Love Is Not Self-Seeking

Have you seen the videos of wives talking about what they don’t do for their husbands? They don’t do his laundry, make him lunches for work, etcetera etcetera. The old me, the one that was in an abusive relationship and being treated like a servant, would have agreed with these women in not doing much for their husbands. The new me, the one in a committed and loving relationship, disagrees with them whole-heartedly.

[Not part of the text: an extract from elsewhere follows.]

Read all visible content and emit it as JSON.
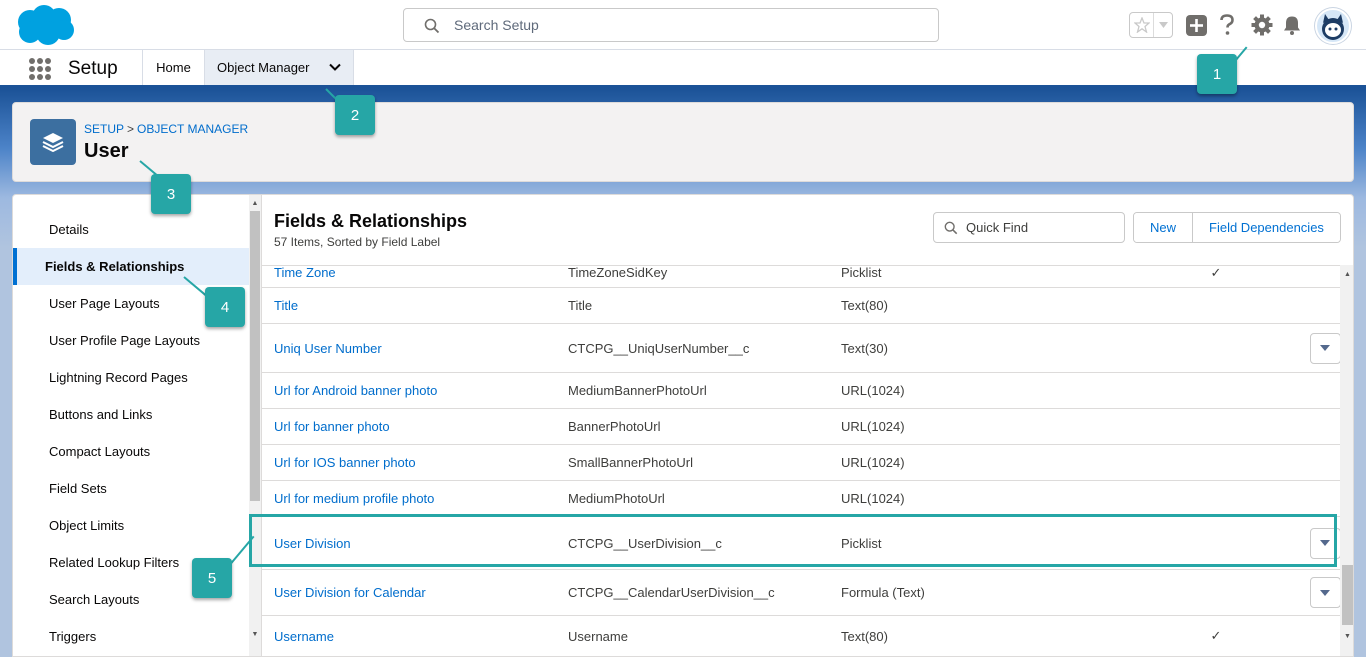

My husband works his butt off, full time at his job. He used to come home from a full day of work and do all of the housework, because I wanted to live selfishly. I felt the world owed me, and I deserved to be selfish. He never complained, but my conscience sure did. I was telling this man that I loved him, while not lifting a finger to help him. Finally, I woke up, and I started helping. I do his laundry, not because he’s incapable, but because I love him and it’s such a small way to show him. I make him lunches, and I get up with him at the butt crack of dawn and keep him company while he gets ready for work. I clean the bathrooms, and take care of the household. I do things that I do not enjoy, because it isn’t about me. It’s about him, it’s about showing someone you love them by selfless acts. I wouldn’t change a thing.

There is so much fulfillment to be had in doing things you don’t like for someone that you love. I even get fulfillment in doing things I don’t like or want to do, for people I don’t even know. Because I’m doing them for God. Because maybe they need to be shown a little love. By doing selfless acts, we show others kindness, we show them Gods love. We offer hope in a seemingly hopeless world. We brighten up their gloomy day. By doing selfless things for others, we experience growth, we gain a bit of wisdom, and we become better people.

Love is patient, love is kind. It does not envy, it does not boast, it is not proud. It does not dishonor others, it is not self-seeking.